Das Alter ist für viele Menschen ein unangenehmes Thema. Jemanden zu fragen, wie alt er oder sie ist, gilt in unserer Kultur meist als „No-Go“. Im beruflichen Kontext ist das Alter ebenfalls heikel, da es Grundlage von Diskriminierung werden kann. Insbesondere ältere Mitarbeiter:innen sind häufig von Altersdiskriminierung betroffen, da man ihnen weniger Leistungsfähigkeit und -bereitschaft unterstellt und bei Neueinstellungen tendenziell jüngere Kandidat:innen bevorzugt. Dass ältere Mitarbeiter:innen tatsächlich weniger leistungsfähig und -bereit sind, konnte jedoch bislang in keiner einzigen empirischen Studie nachgewiesen werden. Gewisse Fähigkeiten, wie die Geschwindigkeit der Informationsverarbeitung beispielsweise, nehmen zwar im Alter ab, dafür gewinnen andere Kompetenzen an Stärke, wie ein höheres Erfahrungswissen, auf das diese Personen zurück greifen können.

Dennoch werden ältere Mitarbeiter:innen unter anderem bewusst von Weiterbildung und Entwicklung ausgeschlossen, weil Unternehmen annehmen, dass sich eine Investition in diese nicht mehr lohnt. Auch bei Neueinstellungen werden, wie bereits erwähnt, meist Jüngere bevorzugt, selbst wenn die gleichen Qualifikationen vorliegen, was durch Studien untermauert werden konnte. Zur Gruppe „ältere:r Mitarbeiter:innen“ zählt man laut Definition der  OECD ab 55 Jahren und älter. Andere Definitionen sagen, dass man im letzten Drittel seines Berufslebens stehen muss, um als ältere:r Mitarbeiter:in zu gelten. Eigentlich sollten diese Zahlen irrelevant sein, da es nicht darauf ankommt, welches biologische Alter ein:e Mitarbeiter:in hat. Mitarbeiter:innen aller Altersgruppen können gleich leistungsfähig und -bereit sein. Darüber hinaus ist jede:r doch nur so alt wie er oder sie sich fühlt, nicht wahr?

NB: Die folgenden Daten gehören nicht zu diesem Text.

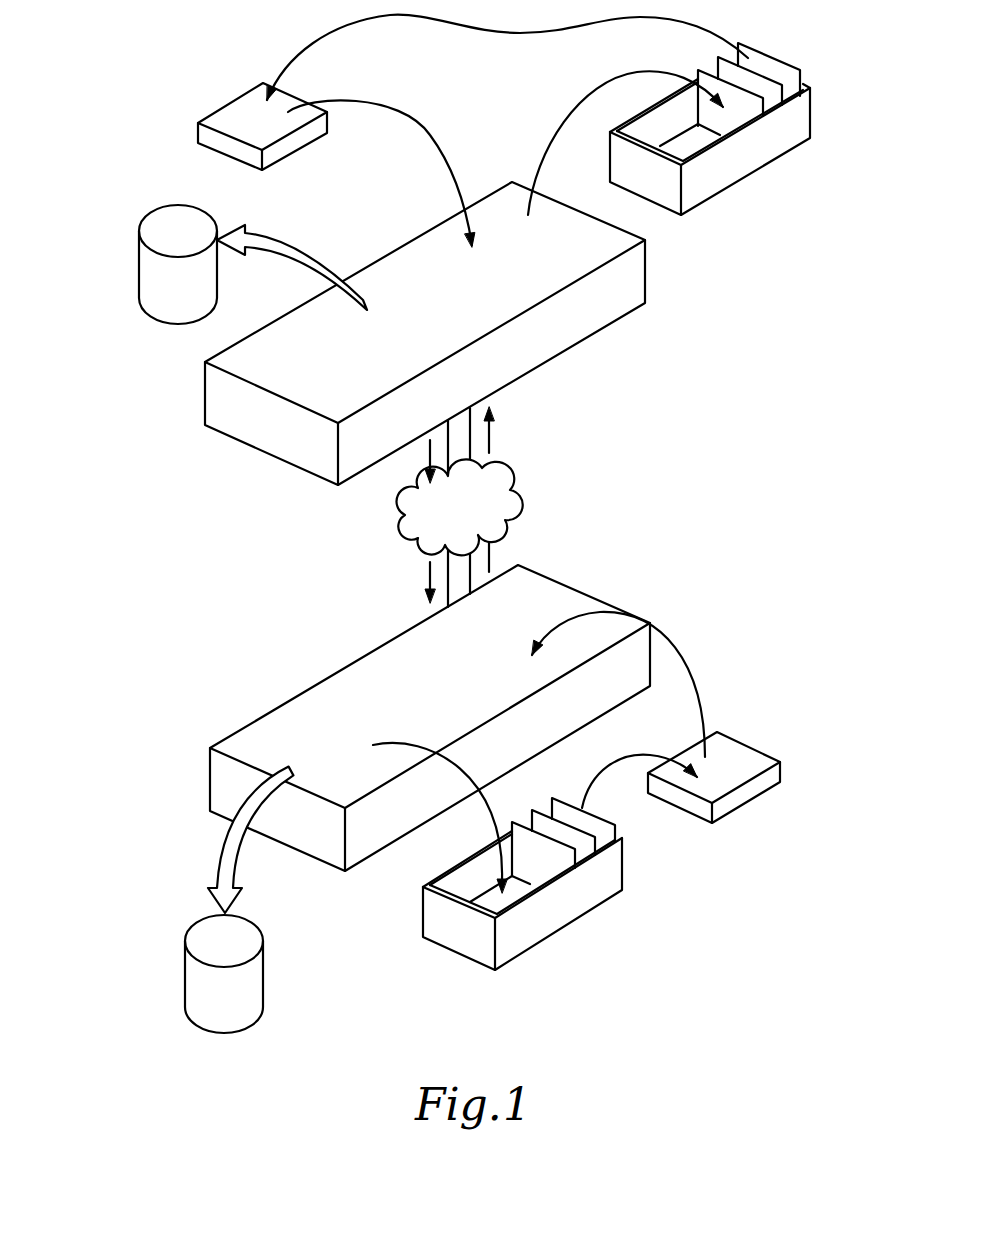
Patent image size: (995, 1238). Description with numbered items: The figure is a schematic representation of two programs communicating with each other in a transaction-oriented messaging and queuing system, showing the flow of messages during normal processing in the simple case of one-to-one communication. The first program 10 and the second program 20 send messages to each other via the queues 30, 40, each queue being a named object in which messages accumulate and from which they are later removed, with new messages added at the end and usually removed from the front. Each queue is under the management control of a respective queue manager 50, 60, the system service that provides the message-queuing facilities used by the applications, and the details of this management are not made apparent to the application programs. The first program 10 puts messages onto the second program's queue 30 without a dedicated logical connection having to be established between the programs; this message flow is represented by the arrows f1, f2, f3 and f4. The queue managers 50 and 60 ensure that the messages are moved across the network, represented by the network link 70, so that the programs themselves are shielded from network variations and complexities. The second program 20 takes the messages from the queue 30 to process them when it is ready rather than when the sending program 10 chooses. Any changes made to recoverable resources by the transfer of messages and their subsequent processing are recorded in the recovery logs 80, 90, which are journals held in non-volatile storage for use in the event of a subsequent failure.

The first program 10 is at (230, 111).
The second program 20 is at (745, 795).
The queue 30 is at (517, 942).
The queue 40 is at (764, 157).
The queue manager 50 is at (215, 786).
The queue manager 60 is at (212, 400).
The network link 70 is at (450, 560).
The recovery log 80 is at (158, 222).
The recovery log 90 is at (190, 974).
The message flow arrow f1 is at (427, 128).
The message flow arrow f2 is at (430, 455).
The message flow arrow f3 is at (430, 573).
The message flow arrow f4 is at (490, 803).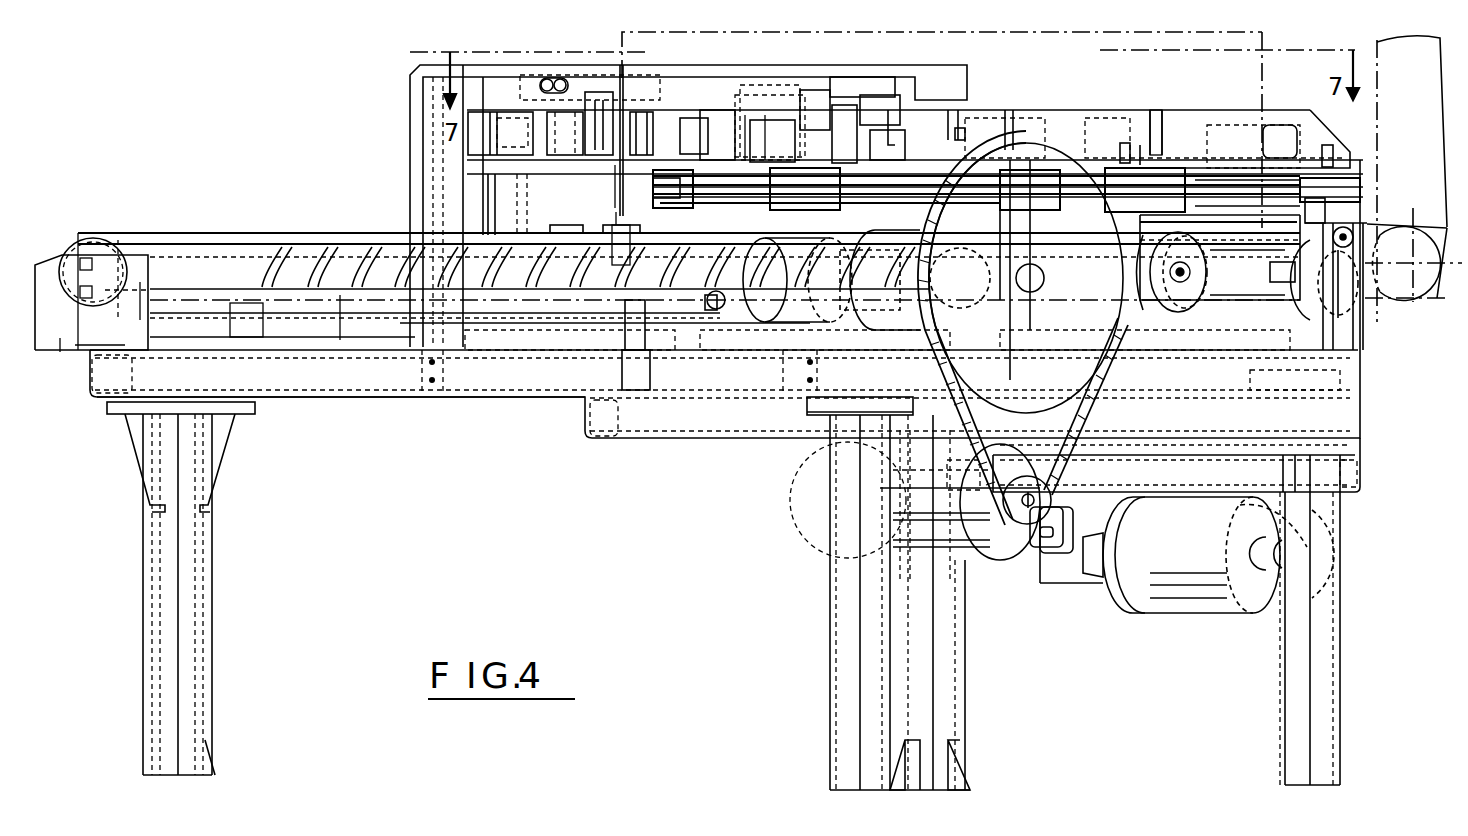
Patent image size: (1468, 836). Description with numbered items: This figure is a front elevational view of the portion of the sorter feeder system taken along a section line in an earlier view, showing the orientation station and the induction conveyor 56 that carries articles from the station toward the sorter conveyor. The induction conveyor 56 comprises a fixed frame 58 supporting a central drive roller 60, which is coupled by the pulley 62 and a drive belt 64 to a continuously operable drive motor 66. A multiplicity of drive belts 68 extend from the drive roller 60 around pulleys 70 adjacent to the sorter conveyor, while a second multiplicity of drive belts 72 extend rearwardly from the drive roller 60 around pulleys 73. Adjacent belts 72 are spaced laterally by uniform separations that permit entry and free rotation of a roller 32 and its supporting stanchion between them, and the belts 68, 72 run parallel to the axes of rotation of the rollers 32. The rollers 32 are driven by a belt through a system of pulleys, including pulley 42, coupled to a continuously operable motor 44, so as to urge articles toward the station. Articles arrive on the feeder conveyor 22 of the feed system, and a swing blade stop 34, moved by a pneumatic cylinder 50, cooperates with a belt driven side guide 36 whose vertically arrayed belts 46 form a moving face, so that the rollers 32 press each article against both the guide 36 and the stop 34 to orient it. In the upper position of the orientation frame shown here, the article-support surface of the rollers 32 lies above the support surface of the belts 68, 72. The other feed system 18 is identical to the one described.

The feed system 18 is at (1407, 242).
The feeder conveyor 22 is at (1318, 228).
The rollers 32 is at (1167, 225).
The swing blade stop 34 is at (636, 184).
The belt driven side guide 36 is at (1167, 100).
The pulley 42 is at (1338, 307).
The motor 44 is at (1205, 542).
The belts 46 is at (1240, 168).
The pneumatic cylinder 50 is at (767, 112).
The induction conveyor 56 is at (304, 210).
The fixed frame 58 is at (362, 380).
The central drive roller 60 is at (556, 268).
The pulley 62 is at (1038, 147).
The drive belt 64 is at (1055, 152).
The drive motor 66 is at (989, 535).
The drive belts 68 is at (336, 238).
The pulleys 70 is at (86, 262).
The drive belts 72 is at (612, 255).
The pulleys 73 is at (1192, 300).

FLORIAN KUNZE hat sich in einer spannenden Studie mit dem Alter im beruflichen Kontext auseinander gesetzt. Dabei kam heraus, dass dem gefühlten Alter in Unternehmen viel mehr Beachtung geschenkt werden sollte, nicht dem biologischen. KUNZE hat in seiner Studie aus dem Jahr 2017 (Man ist nur so alt wie man sich fühlt – New Work und Altern bilden nicht nur eine „gefühlte“ Einheit) Alter und Leistungsfähigkeit miteinander verknüpft. In der Studie wurden 107 klein- und mittelständische Unternehmen, mit einer Gesamtzahl von mehr als 15.000 Beschäftigten befragt. Die wichtigsten Erkenntnisse waren, dass für eine Organisation und das Demographiemanagement, das gefühlte Alter viel entscheidender ist, als das biologische und dass die Mehrheit der älteren Mitarbeiter:innen sehr motiviert und produktiv ist. Ältere Mitarbeiter:innen schätzen sich darber hinaus in der Studie tendenziell jünger ein, als sie vom biologischen Alter her sind.

Es konnte festgestellt werden, dass in Unternehmen, in denen sich Mitarbeiter:innen jünger fühlen, die Produktivität um 10% höher und die Fehlzeiten geringer sind. Ein weiterer interessanter Aspekt ist, dass sich Mitarbeiter:innen, die eine sinnstiftende Tätigkeit ausüben, um 33% jünger fühlen. Man sieht durch diese Studie, dass es weniger um das biologische Alter, als vielmehr um die Einstellungen einer Person geht, darum, wie alt man sich fühlt und um den Kontext, in dem Mitarbeiter:innen arbeiten. Im Lichte von New Work sollte das Alter somit nur mehr eine Zahl sein, denn ein:e nach Jahreszahlen Ältere:r kann genauso dynamisch und motiviert sein wie ein:e Jüngere:r. Die Werte und das Mindset eines älteren Mitarbeiters:einer älteren Mitarbeiterin mögen anders sein, was daher kommt, dass diese Mitarbeiter:innen anders geprägt wurden. Es sagt jedoch nichts über deren Leistungsfähigkeit und Motivation aus.

 

Fazit: Wenn man sich dessen bewusst ist, hat man bereits einen wichtigen Schritt gemacht, um unterschiedlichen Generationen in Unternehmen nicht mit Vorurteilen und Diskriminierung zu begegnen. Es ist wichtig, allen Mitarbeiter:innen gleichermaßen Respekt und Wertschätzung entgegenzubringen, dann kann die Zusammenarbeit gut gelingen. Die Gruppe älterer Mitarbeiter:innen hat auch großes Potenzial wenn es um die Bekämpfung des Fachkräftemangels geht. Wenn man diese Gruppe einerseits im Unternehmen mehr einbindet und andererseits im Recruiting offen für diese Altersgruppe ist, kann man wertvolle Mitarbeiter:innen halten bzw. gewinnen, die das Unternehmen noch viele Jahre bereichern.